It’s cliché to say that money can’t buy happiness. Yet, as a Consumer Financial Protection Bureau (CFPB) survey indicates, having the financial stability to easily afford a home can improve your well-being.

Details of the Study

The “National Financial Well-Being Survey” looked at adults nationwide to measure their satisfaction and stability. It examined their characteristics related to household and family, income, employment, safety nets, savings and financial behavior and experiences.

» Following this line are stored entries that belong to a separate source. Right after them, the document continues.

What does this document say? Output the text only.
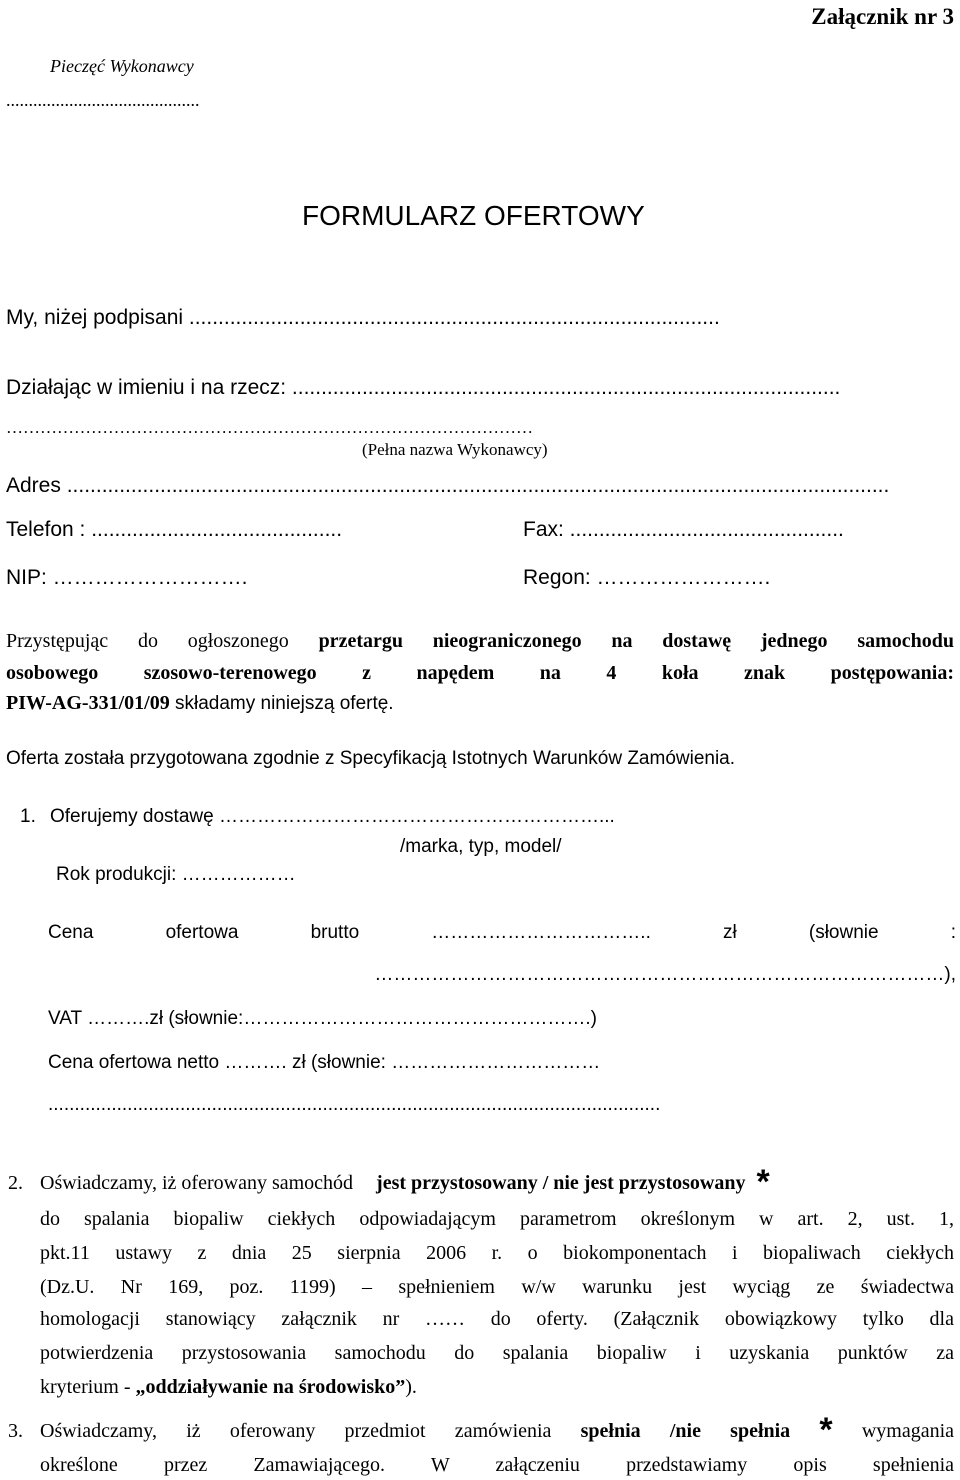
Załącznik nr 3
Pieczęć Wykonawcy
...........................................
FORMULARZ OFERTOWY
My, niżej podpisani ...........................................................................................
Działając w imieniu i na rzecz: ..............................................................................................
…………………………………………………………………………………
(Pełna nazwa Wykonawcy)
Adres .............................................................................................................................................
Telefon : ...........................................	Fax: ...............................................
NIP: ……………………….	Regon: …………………….
Przystępując do ogłoszonego przetargu nieograniczonego na dostawę jednego samochodu
osobowego szosowo-terenowego z napędem na 4 koła znak postępowania:
PIW-AG-331/01/09 składamy niniejszą ofertę.
Oferta została przygotowana zgodnie z Specyfikacją Istotnych Warunków Zamówienia.
1. Oferujemy dostawę ……………………………………………………...
/marka, typ, model/
Rok produkcji: ………………
Cena ofertowa brutto …………………………….. zł (słownie :
………………………………………………………………………………),
VAT ……….zł (słownie:……………………………………………….)
Cena ofertowa netto ………. zł (słownie: ……………………………
....................................................................................................................
2. Oświadczamy, iż oferowany samochód jest przystosowany / nie jest przystosowany *
do spalania biopaliw ciekłych odpowiadającym parametrom określonym w art. 2, ust. 1,
pkt.11 ustawy z dnia 25 sierpnia 2006 r. o biokomponentach i biopaliwach ciekłych
(Dz.U. Nr 169, poz. 1199) – spełnieniem w/w warunku jest wyciąg ze świadectwa
homologacji stanowiący załącznik nr …… do oferty. (Załącznik obowiązkowy tylko dla
potwierdzenia przystosowania samochodu do spalania biopaliw i uzyskania punktów za
kryterium - „oddziaływanie na środowisko”).
3. Oświadczamy, iż oferowany przedmiot zamówienia spełnia /nie spełnia * wymagania
określone przez Zamawiającego. W załączeniu przedstawiamy opis spełnienia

On average, the typical adult scores a 54 on a 100-point scale. However, researchers found that a 35-point spread exists between the top and bottom 10 percent. Along with the point values, the CFPB defined “financial well-being” as the ability to address current and ongoing financial issues, feeling secure for the future and having more choices.

Results of the Study

For the population measured, one-third have well-being scores under 50 – a number indicative of financial hardship. Another third had scores above 61, a score reflective of one’s ability to pay for and meet basic needs. The remaining third fell right in between, scoring between a 51 and 60.

When it comes to homeownership and comparing homeowners to renters, the CFPB found that those able to afford a home tend to have better financial well-being. Specifically, homeowners averaged a 58 out of 100 on the scoring system and renters averaged a 49.

Homeownership isn’t always about wealth. Rather, those who had the means to purchase a home but did not own one tended to be in better shape. Those who spent a smaller percentage of their income toward housing also scored better. Between adults who spent 50 percent and 30 percent of their income, scores dropped from 56.51 to 46.5.

The CFPB further found that adults with non-retirement investments – with real estate being the most common – had higher well-being scores. From a financial standpoint, even if an adult doesn’t live in their investment, it tends to appreciate over time and help the owner build wealth.

However, homeownership isn’t the be-all-end-all of financial happiness. Amongst all factors examined, employment status, income, education and being older than 65 all correlate with higher well-being scores.